During the mission, scientists used a remotely operated vehicle, or ROV, in depths from 300 feet to 2,000 feet to photograph and videotape the coral and sponge assemblages while also collecting specimens with the ROV’s manipulator arms.

This cruise followed up an initial pilot survey in June 2004 when NOAA scientists found small samples of a stony coral, Lophelia pertusa, the most important reef-building deepwater coral in the Atlantic Ocean but rarely recorded off the Pacific Northwest coast or elsewhere in the North Pacific.

“We planned this research mission in the expectation that there would be more of these coral communities based on the limited information gathered in 2004 and from scientific literature,” said NOAA investigator Ed Bowlby, who serves as the NOAA Olympic Coast National Marine Sanctuary research coordinator.

“What we found, within the headlight of our ROV, confirmed that these coral communities are a significant portion of the ecosystem in the sanctuary.
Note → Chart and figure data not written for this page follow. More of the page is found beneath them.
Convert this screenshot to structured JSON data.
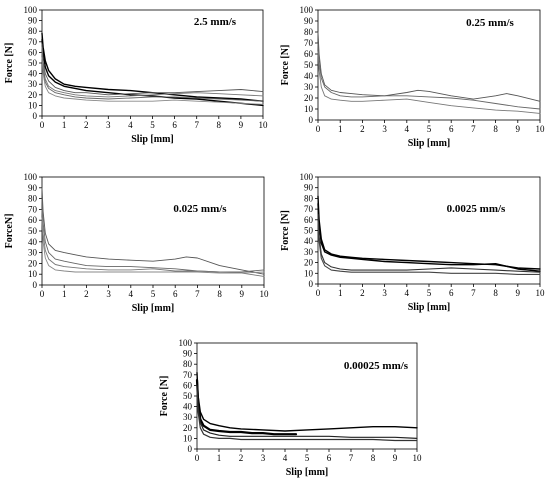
{
  "chart_data": [
    {
      "type": "line",
      "annotation": "2.5 mm/s",
      "xlabel": "Slip [mm]",
      "ylabel": "Force [N]",
      "xlim": [
        0,
        10
      ],
      "ylim": [
        0,
        100
      ],
      "xticks": [
        0,
        1,
        2,
        3,
        4,
        5,
        6,
        7,
        8,
        9,
        10
      ],
      "yticks": [
        0,
        10,
        20,
        30,
        40,
        50,
        60,
        70,
        80,
        90,
        100
      ],
      "grid": false,
      "series": [
        {
          "x": [
            0,
            0.05,
            0.15,
            0.3,
            0.6,
            1,
            1.5,
            2,
            3,
            4,
            5,
            6,
            7,
            8,
            9,
            10
          ],
          "y": [
            78,
            65,
            52,
            43,
            35,
            30,
            28,
            27,
            25,
            24,
            22,
            20,
            18,
            17,
            16,
            14
          ],
          "color": "#000000",
          "width": 1.4
        },
        {
          "x": [
            0,
            0.05,
            0.15,
            0.3,
            0.6,
            1,
            1.5,
            2,
            3,
            4,
            5,
            6,
            7,
            8,
            9,
            10
          ],
          "y": [
            72,
            60,
            46,
            38,
            32,
            28,
            26,
            24,
            22,
            20,
            19,
            17,
            16,
            14,
            12,
            10
          ],
          "color": "#000000",
          "width": 1.4
        },
        {
          "x": [
            0,
            0.05,
            0.15,
            0.3,
            0.6,
            1,
            1.5,
            2,
            3,
            4,
            5,
            6,
            7,
            8,
            9,
            10
          ],
          "y": [
            68,
            52,
            40,
            33,
            27,
            24,
            22,
            22,
            20,
            21,
            22,
            22,
            23,
            24,
            25,
            23
          ],
          "color": "#555555",
          "width": 0.9
        },
        {
          "x": [
            0,
            0.05,
            0.15,
            0.3,
            0.6,
            1,
            1.5,
            2,
            3,
            4,
            5,
            6,
            7,
            8,
            9,
            10
          ],
          "y": [
            65,
            48,
            35,
            28,
            24,
            22,
            20,
            19,
            18,
            19,
            20,
            21,
            22,
            21,
            20,
            19
          ],
          "color": "#777777",
          "width": 0.9
        },
        {
          "x": [
            0,
            0.05,
            0.15,
            0.3,
            0.6,
            1,
            1.5,
            2,
            3,
            4,
            5,
            6,
            7,
            8,
            9,
            10
          ],
          "y": [
            60,
            44,
            32,
            26,
            22,
            20,
            18,
            17,
            16,
            17,
            18,
            18,
            17,
            16,
            15,
            14
          ],
          "color": "#666666",
          "width": 0.9
        },
        {
          "x": [
            0,
            0.05,
            0.15,
            0.3,
            0.6,
            1,
            1.5,
            2,
            3,
            4,
            5,
            6,
            7,
            8,
            9,
            10
          ],
          "y": [
            55,
            40,
            28,
            22,
            19,
            17,
            16,
            15,
            14,
            14,
            14,
            15,
            14,
            13,
            12,
            11
          ],
          "color": "#888888",
          "width": 0.9
        }
      ]
    },
    {
      "type": "line",
      "annotation": "0.25 mm/s",
      "xlabel": "Slip [mm]",
      "ylabel": "Force [N]",
      "xlim": [
        0,
        10
      ],
      "ylim": [
        0,
        100
      ],
      "xticks": [
        0,
        1,
        2,
        3,
        4,
        5,
        6,
        7,
        8,
        9,
        10
      ],
      "yticks": [
        0,
        10,
        20,
        30,
        40,
        50,
        60,
        70,
        80,
        90,
        100
      ],
      "grid": false,
      "series": [
        {
          "x": [
            0,
            0.05,
            0.15,
            0.3,
            0.6,
            1,
            1.5,
            2,
            3,
            4,
            4.5,
            5,
            6,
            7,
            8,
            8.5,
            9,
            10
          ],
          "y": [
            80,
            60,
            42,
            32,
            27,
            25,
            24,
            23,
            22,
            25,
            27,
            26,
            22,
            19,
            22,
            24,
            22,
            17
          ],
          "color": "#555555",
          "width": 0.9
        },
        {
          "x": [
            0,
            0.05,
            0.15,
            0.3,
            0.6,
            1,
            1.5,
            2,
            3,
            4,
            5,
            6,
            7,
            8,
            9,
            10
          ],
          "y": [
            70,
            52,
            38,
            30,
            25,
            22,
            21,
            21,
            22,
            22,
            21,
            20,
            18,
            15,
            12,
            10
          ],
          "color": "#666666",
          "width": 0.9
        },
        {
          "x": [
            0,
            0.05,
            0.15,
            0.3,
            0.6,
            1,
            1.5,
            2,
            3,
            4,
            5,
            6,
            7,
            8,
            9,
            10
          ],
          "y": [
            62,
            45,
            30,
            22,
            19,
            18,
            17,
            17,
            18,
            19,
            16,
            13,
            11,
            9,
            8,
            6
          ],
          "color": "#777777",
          "width": 0.9
        }
      ]
    },
    {
      "type": "line",
      "annotation": "0.025 mm/s",
      "xlabel": "Slip [mm]",
      "ylabel": "ForceN]",
      "xlim": [
        0,
        10
      ],
      "ylim": [
        0,
        100
      ],
      "xticks": [
        0,
        1,
        2,
        3,
        4,
        5,
        6,
        7,
        8,
        9,
        10
      ],
      "yticks": [
        0,
        10,
        20,
        30,
        40,
        50,
        60,
        70,
        80,
        90,
        100
      ],
      "grid": false,
      "series": [
        {
          "x": [
            0,
            0.05,
            0.15,
            0.3,
            0.6,
            1,
            1.5,
            2,
            3,
            4,
            5,
            6,
            6.5,
            7,
            8,
            9,
            10
          ],
          "y": [
            90,
            68,
            48,
            38,
            32,
            30,
            28,
            26,
            24,
            23,
            22,
            24,
            26,
            25,
            18,
            14,
            10
          ],
          "color": "#555555",
          "width": 0.9
        },
        {
          "x": [
            0,
            0.05,
            0.15,
            0.3,
            0.6,
            1,
            1.5,
            2,
            3,
            4,
            5,
            6,
            7,
            8,
            9,
            10
          ],
          "y": [
            80,
            58,
            40,
            30,
            24,
            22,
            20,
            18,
            17,
            17,
            16,
            15,
            13,
            12,
            12,
            14
          ],
          "color": "#666666",
          "width": 0.9
        },
        {
          "x": [
            0,
            0.05,
            0.15,
            0.3,
            0.6,
            1,
            1.5,
            2,
            3,
            4,
            5,
            6,
            7,
            8,
            9,
            10
          ],
          "y": [
            70,
            48,
            32,
            24,
            19,
            17,
            16,
            15,
            14,
            14,
            15,
            13,
            13,
            12,
            11,
            8
          ],
          "color": "#777777",
          "width": 0.9
        },
        {
          "x": [
            0,
            0.05,
            0.15,
            0.3,
            0.6,
            1,
            1.5,
            2,
            3,
            4,
            5,
            6,
            7,
            8,
            9,
            10
          ],
          "y": [
            62,
            40,
            25,
            18,
            14,
            13,
            12,
            12,
            12,
            12,
            12,
            12,
            12,
            11,
            11,
            12
          ],
          "color": "#888888",
          "width": 0.9
        }
      ]
    },
    {
      "type": "line",
      "annotation": "0.0025 mm/s",
      "xlabel": "Slip [mm]",
      "ylabel": "Force [N]",
      "xlim": [
        0,
        10
      ],
      "ylim": [
        0,
        100
      ],
      "xticks": [
        0,
        1,
        2,
        3,
        4,
        5,
        6,
        7,
        8,
        9,
        10
      ],
      "yticks": [
        0,
        10,
        20,
        30,
        40,
        50,
        60,
        70,
        80,
        90,
        100
      ],
      "grid": false,
      "series": [
        {
          "x": [
            0,
            0.05,
            0.15,
            0.3,
            0.6,
            1,
            1.5,
            2,
            3,
            4,
            5,
            6,
            7,
            8,
            9,
            10
          ],
          "y": [
            82,
            60,
            42,
            32,
            28,
            26,
            25,
            24,
            23,
            22,
            21,
            20,
            19,
            18,
            15,
            14
          ],
          "color": "#000000",
          "width": 1.4
        },
        {
          "x": [
            0,
            0.05,
            0.15,
            0.3,
            0.6,
            1,
            1.5,
            2,
            3,
            4,
            5,
            6,
            7,
            8,
            9,
            10
          ],
          "y": [
            75,
            55,
            38,
            30,
            27,
            25,
            24,
            23,
            21,
            20,
            19,
            18,
            18,
            19,
            14,
            12
          ],
          "color": "#000000",
          "width": 1.4
        },
        {
          "x": [
            0,
            0.05,
            0.15,
            0.3,
            0.6,
            1,
            1.5,
            2,
            3,
            4,
            5,
            6,
            7,
            8,
            9,
            10
          ],
          "y": [
            65,
            45,
            28,
            20,
            16,
            14,
            13,
            13,
            13,
            13,
            14,
            15,
            14,
            13,
            12,
            11
          ],
          "color": "#333333",
          "width": 1.1
        },
        {
          "x": [
            0,
            0.05,
            0.15,
            0.3,
            0.6,
            1,
            1.5,
            2,
            3,
            4,
            5,
            6,
            7,
            8,
            9,
            10
          ],
          "y": [
            58,
            40,
            24,
            17,
            13,
            12,
            11,
            11,
            11,
            11,
            11,
            10,
            10,
            10,
            9,
            9
          ],
          "color": "#444444",
          "width": 1.1
        }
      ]
    },
    {
      "type": "line",
      "annotation": "0.00025 mm/s",
      "xlabel": "Slip [mm]",
      "ylabel": "Force [N]",
      "xlim": [
        0,
        10
      ],
      "ylim": [
        0,
        100
      ],
      "xticks": [
        0,
        1,
        2,
        3,
        4,
        5,
        6,
        7,
        8,
        9,
        10
      ],
      "yticks": [
        0,
        10,
        20,
        30,
        40,
        50,
        60,
        70,
        80,
        90,
        100
      ],
      "grid": false,
      "series": [
        {
          "x": [
            0,
            0.05,
            0.15,
            0.3,
            0.6,
            1,
            1.5,
            2,
            3,
            4,
            5,
            6,
            7,
            8,
            9,
            10
          ],
          "y": [
            72,
            50,
            35,
            28,
            24,
            22,
            20,
            19,
            18,
            17,
            18,
            19,
            20,
            21,
            21,
            20
          ],
          "color": "#000000",
          "width": 1.4
        },
        {
          "x": [
            0,
            0.05,
            0.15,
            0.3,
            0.6,
            1,
            1.5,
            2,
            2.5,
            3,
            3.5,
            4,
            4.5
          ],
          "y": [
            65,
            45,
            28,
            22,
            18,
            17,
            16,
            16,
            15,
            15,
            14,
            14,
            14
          ],
          "color": "#000000",
          "width": 2.2
        },
        {
          "x": [
            0,
            0.05,
            0.15,
            0.3,
            0.6,
            1,
            1.5,
            2,
            3,
            4,
            5,
            6,
            7,
            8,
            9,
            10
          ],
          "y": [
            60,
            40,
            25,
            18,
            15,
            13,
            12,
            12,
            12,
            12,
            12,
            12,
            11,
            11,
            11,
            10
          ],
          "color": "#222222",
          "width": 1.2
        },
        {
          "x": [
            0,
            0.05,
            0.15,
            0.3,
            0.6,
            1,
            1.5,
            2,
            3,
            4,
            5,
            6,
            7,
            8,
            9,
            10
          ],
          "y": [
            55,
            35,
            20,
            14,
            11,
            10,
            10,
            9,
            9,
            9,
            9,
            9,
            9,
            9,
            8,
            8
          ],
          "color": "#333333",
          "width": 1.2
        }
      ]
    }
  ]
}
What lies outside of that headlight is intriguing and makes us eager to return.”

Researchers observed coral species supporting thriving populations of invertebrates as diverse as tubeworms, shrimp, brittle stars, sea slugs, crab, colonial and solitary sea anemones and feather stars.

Some of the coral assemblages appeared to form aggregation sites for rockfish of several species and pregnant females of at least three species of rockfish were observed nestled among the coral and sponge structure. On several occasions, researchers also saw egg cases of sharks attached to the coral colonies.

The researchers surveyed more than 15 sites, and coral communities were found on portions of all but one of the sites.